Nemo is found by the end of the story. The treasure that the characters of Treasure Island are looking for is not found in the expected portable form - as precious stones and gold and silver - and the survivors of the expedition return to England empty-handed - except they do carry back the half-crazed Englishman, Ben Gunn, who had been marooned on the island for three years.

In the deliberately larger-than-life way the director wanted, the acting is excellent. No less has been given by the National Theatre thespians in the plays - many by Shakespeare - brought by Palace Amusement to date.

There is some beautiful singing of sea shanties, and there are many moments of humour - the result of the work, no doubt, of the supervisor of music, music director and

comedy consultant, who were part of the creative team.

Also doing very good work were the designers responsible for the major visual aspects of the play, the set, the make-up, the costumes (including wigs and hair) and the illusions by illusionist Chris Fisher. Their combined work takes us, the audience, on an adventure to a world very different from our own. It's cheaper than a plane ticket.


heading asea


Our adventure, and Jim's, begins at the Admiral Benbow Inn on the English coast in the mid 1700s. The visit of various seamen to the inn, one with a chest containing a treasure map, leads to 22 men and women and a parrot getting on to a sailing ship and heading for a distant island where a great treasure is supposed to be hidden. The disturbances and disasters mentioned earlier take place before the much depleted company returns to the place it started out from.
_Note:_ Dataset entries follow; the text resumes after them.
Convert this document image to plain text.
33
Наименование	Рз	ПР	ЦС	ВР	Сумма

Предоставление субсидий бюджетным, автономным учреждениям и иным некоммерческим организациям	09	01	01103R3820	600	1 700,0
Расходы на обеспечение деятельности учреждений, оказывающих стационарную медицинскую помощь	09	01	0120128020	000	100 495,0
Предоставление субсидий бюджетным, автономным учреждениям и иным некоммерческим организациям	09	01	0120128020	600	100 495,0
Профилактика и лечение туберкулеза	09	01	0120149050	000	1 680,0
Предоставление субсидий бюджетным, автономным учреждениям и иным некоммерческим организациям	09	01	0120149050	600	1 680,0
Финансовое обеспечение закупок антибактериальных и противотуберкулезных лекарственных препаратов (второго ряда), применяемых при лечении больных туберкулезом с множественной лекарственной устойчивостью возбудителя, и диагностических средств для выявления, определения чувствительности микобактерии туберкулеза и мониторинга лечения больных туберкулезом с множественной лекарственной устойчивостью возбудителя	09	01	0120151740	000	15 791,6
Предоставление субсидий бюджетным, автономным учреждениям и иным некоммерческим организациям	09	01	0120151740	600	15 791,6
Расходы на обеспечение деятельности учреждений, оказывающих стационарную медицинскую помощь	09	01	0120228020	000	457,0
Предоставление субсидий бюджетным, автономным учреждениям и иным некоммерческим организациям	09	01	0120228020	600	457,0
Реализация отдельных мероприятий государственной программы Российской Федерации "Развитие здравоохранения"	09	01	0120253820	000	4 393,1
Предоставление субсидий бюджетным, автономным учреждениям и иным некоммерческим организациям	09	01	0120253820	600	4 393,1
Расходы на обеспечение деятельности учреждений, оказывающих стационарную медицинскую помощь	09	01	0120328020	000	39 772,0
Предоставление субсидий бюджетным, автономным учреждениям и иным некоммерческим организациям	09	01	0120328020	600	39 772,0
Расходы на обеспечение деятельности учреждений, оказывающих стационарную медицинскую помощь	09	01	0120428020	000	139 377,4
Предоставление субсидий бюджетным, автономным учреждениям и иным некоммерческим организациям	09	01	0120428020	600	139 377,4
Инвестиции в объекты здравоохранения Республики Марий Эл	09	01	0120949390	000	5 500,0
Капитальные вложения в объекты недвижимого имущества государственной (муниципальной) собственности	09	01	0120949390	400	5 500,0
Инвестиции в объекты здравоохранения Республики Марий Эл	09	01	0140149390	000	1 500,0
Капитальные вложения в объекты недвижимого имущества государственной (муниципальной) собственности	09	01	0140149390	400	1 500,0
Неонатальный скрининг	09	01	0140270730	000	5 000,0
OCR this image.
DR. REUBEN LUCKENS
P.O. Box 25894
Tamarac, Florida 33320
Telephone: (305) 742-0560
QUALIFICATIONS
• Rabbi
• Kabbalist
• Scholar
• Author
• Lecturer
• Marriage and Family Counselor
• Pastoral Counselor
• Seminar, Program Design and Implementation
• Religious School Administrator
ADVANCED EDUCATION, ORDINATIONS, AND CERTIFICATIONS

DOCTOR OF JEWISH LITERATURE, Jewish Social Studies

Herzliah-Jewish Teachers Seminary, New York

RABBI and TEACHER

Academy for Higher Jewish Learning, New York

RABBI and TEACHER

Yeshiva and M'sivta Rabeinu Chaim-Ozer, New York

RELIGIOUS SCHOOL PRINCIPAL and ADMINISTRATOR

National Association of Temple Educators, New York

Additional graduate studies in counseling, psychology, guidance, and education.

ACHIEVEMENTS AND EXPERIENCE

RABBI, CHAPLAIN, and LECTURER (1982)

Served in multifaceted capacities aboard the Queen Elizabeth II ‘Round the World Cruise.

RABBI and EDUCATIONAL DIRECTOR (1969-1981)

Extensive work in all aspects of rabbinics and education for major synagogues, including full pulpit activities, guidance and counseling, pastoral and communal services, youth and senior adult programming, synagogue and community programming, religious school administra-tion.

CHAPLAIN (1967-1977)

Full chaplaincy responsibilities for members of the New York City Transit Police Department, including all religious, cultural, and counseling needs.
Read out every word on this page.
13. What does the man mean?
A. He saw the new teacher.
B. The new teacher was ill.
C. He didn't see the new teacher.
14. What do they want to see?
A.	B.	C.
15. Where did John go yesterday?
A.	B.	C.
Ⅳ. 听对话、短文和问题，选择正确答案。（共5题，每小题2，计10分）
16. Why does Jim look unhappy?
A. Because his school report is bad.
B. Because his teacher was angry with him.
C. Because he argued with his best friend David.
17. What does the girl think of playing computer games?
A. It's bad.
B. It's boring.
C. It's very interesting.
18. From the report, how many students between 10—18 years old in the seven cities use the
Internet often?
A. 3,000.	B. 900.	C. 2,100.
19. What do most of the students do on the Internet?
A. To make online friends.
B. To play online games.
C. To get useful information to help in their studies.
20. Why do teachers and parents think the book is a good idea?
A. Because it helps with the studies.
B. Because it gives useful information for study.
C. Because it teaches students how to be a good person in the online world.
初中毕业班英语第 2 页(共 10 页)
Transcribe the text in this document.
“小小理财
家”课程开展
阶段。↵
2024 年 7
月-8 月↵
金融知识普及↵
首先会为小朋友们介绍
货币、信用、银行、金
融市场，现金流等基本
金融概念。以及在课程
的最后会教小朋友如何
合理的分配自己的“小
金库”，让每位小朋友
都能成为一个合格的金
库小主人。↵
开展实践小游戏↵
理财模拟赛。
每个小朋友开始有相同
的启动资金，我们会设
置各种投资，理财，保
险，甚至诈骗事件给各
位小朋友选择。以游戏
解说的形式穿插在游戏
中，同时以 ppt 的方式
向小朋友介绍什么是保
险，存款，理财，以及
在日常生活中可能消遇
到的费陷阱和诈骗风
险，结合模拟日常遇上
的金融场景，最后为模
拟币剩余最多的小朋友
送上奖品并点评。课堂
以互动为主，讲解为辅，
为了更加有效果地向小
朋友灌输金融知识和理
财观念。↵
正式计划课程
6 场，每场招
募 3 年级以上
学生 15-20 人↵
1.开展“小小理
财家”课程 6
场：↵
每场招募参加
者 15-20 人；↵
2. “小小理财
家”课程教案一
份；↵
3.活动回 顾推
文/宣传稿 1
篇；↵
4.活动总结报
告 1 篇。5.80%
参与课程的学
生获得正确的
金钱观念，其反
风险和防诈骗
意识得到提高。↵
There's no harm in revealing the ending of the play, for in a chat with The Gleaner Palace Amusement's Managing Director Douglas Graham explained that National Theatre Live plays cannot be reshown in Jamaica. Happily, that is not the case with the other special types of shows that his company brings to audiences here - operas from New York's Metropolitan Opera Company and Russia's Bolshoi ballets.

Rating the popularity of the three offerings, Graham said that the most popular are the Bolshoi ballets. Next come the National Theatre Live plays, then, third, the operas. Still, he said, the better-known operas have attracted good audiences and he was expecting that the popular Madame Butterfly, which is to be screened soon, will pull in better-than-average numbers.

Also coming shortly are the following National Theatre Live productions by renowned playwrights: Behind the Beautiful Forevers by David Hare (April 12), The Hard Problem by Tom Stoppard (May 10), and Man and Superman by George Bernard Shaw (June 7).